Posted on behalf of Dr. Jennifer Dean, Director of the Thompson Library.


Jennifer Dean

At the start of the academic year, I had a package delivered that looked like a book and thought, "I didn't order a book." Receiving unsolicited books is a librarian career hazard, so I let it sit unopened. Fortunately, my husband pays better attention to the mail than I do! It was a copy of Strengthening Library Ecosystems: Collaborate for Advocacy and Impact. My colleague from MSU, Assistant Dean for Faculty Engagement Rachel Minkin, and I had written a chapter for this book on academic libraries, called “Academic Libraries Need the Library Ecosystem.” This was a fun project. Rachel is amazing to work with, the editorial team brought the whole idea to life and made this book happen, and I believe wholeheartedly in our library ecosystem–the idea that all libraries serve the same people at different points in their lives and experience shared barriers to doing their best work for the people.

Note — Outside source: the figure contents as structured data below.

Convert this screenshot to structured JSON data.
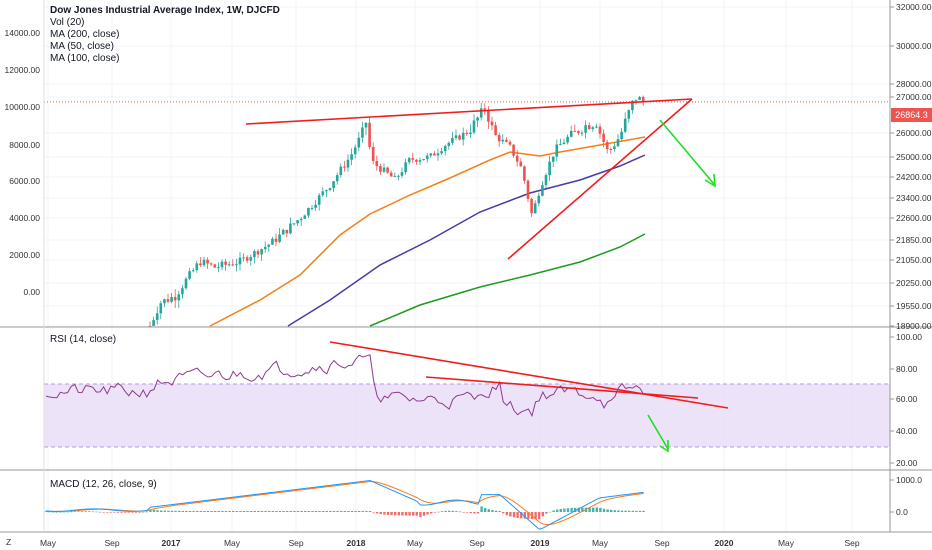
{
  "header": {
    "title": "Dow Jones Industrial Average Index, 1W, DJCFD",
    "indicators": [
      "Vol (20)",
      "MA (200, close)",
      "MA (50, close)",
      "MA (100, close)"
    ]
  },
  "rsi_pane": {
    "label": "RSI (14, close)"
  },
  "macd_pane": {
    "label": "MACD (12, 26, close, 9)"
  },
  "current_price": "26864.3",
  "left_axis_labels": [
    "14000.00",
    "12000.00",
    "10000.00",
    "8000.00",
    "6000.00",
    "4000.00",
    "2000.00",
    "0.00"
  ],
  "footer_left_label": "Z",
  "colors": {
    "up": "#26a69a",
    "down": "#ef5350",
    "trend": "#ef1d1d",
    "arrow": "#22dd22",
    "ma50": "#f57f17",
    "ma100": "#4a3aa3",
    "ma200": "#1e9a1e",
    "rsi": "#8e3a8e",
    "rsi_band": "#e7d9f7",
    "macd": "#2196f3",
    "signal": "#ff7a1a"
  },
  "chart_data": {
    "type": "candlestick",
    "price_axis": [
      32000,
      30000,
      28000,
      27000,
      26000,
      25000,
      24200,
      23400,
      22600,
      21850,
      21050,
      20250,
      19550,
      18900
    ],
    "price_axis_labels": [
      "32000.00",
      "30000.00",
      "28000.00",
      "27000.00",
      "26000.00",
      "25000.00",
      "24200.00",
      "23400.00",
      "22600.00",
      "21850.00",
      "21050.00",
      "20250.00",
      "19550.00",
      "18900.00"
    ],
    "x_labels": [
      "May",
      "Sep",
      "2017",
      "May",
      "Sep",
      "2018",
      "May",
      "Sep",
      "2019",
      "May",
      "Sep",
      "2020",
      "May",
      "Sep"
    ],
    "rsi_axis": [
      100,
      80,
      60,
      40,
      20
    ],
    "rsi_axis_labels": [
      "100.00",
      "80.00",
      "60.00",
      "40.00",
      "20.00"
    ],
    "macd_axis": [
      1000,
      0
    ],
    "macd_axis_labels": [
      "1000.0",
      "0.0"
    ],
    "last_price": 26864.3
  }
}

Strengthening Library Ecosystems book coverThe idea of the library ecosystem has long fascinated me. I was fortunate to serve as Michigan’s representative on the American Library Association’s (ALA) Council as the elected Michigan Library Association (MLA) Chapter Councilor, a role I held for four years. My time as an ALA Councilor was eventful. Allegations of prejudice and bias in the Council and on the ALA board, concern over the association’s budget, a new ALA executive director, and finally Covid-19 meant my experience was marked by constant upheaval. One constant throughout this experience was the collegiality of my fellow Chapter Councilors. Unlike Councilors elected at large from ALA’s national membership, who were required to develop a platform and engage the broader ALA membership, Chapter Councilors were elected or appointed by their state association based on their reputation in their state. As representatives of our state chapters, we had similar concerns. We met separately at ALA conferences to share our experiences and support one another. It was at one of the gatherings for Chapter Councilors that I learned about ALA’s ecosystem initiative. A representative from Maine shared a story about a challenge one of her colleague libraries faced, and how library workers from around the state, from libraries of all types, rallied to support the library and its community.

Michigan is fortunate to have a strong library ecosystem. From our network of public libraries; to our varied school, college, and university libraries; to agencies that support libraries like the Michigan Academic Library Association and the Library of Michigan, we share a common goal–to create community by connecting people to high-quality sources of information and entertainment and to each other. The children who use their school library for a book report become teenagers who visit their public library to join a gaming group, who become young adults attending college and studying in their university library. We all serve all the people at different points in their lives, and we share similar challenges. Libraries have always faced challenges, as we do now, from funding shortages to book banning efforts. Library workers tackle these challenges to ensure access to information for their communities, and we support each other. We are stronger together.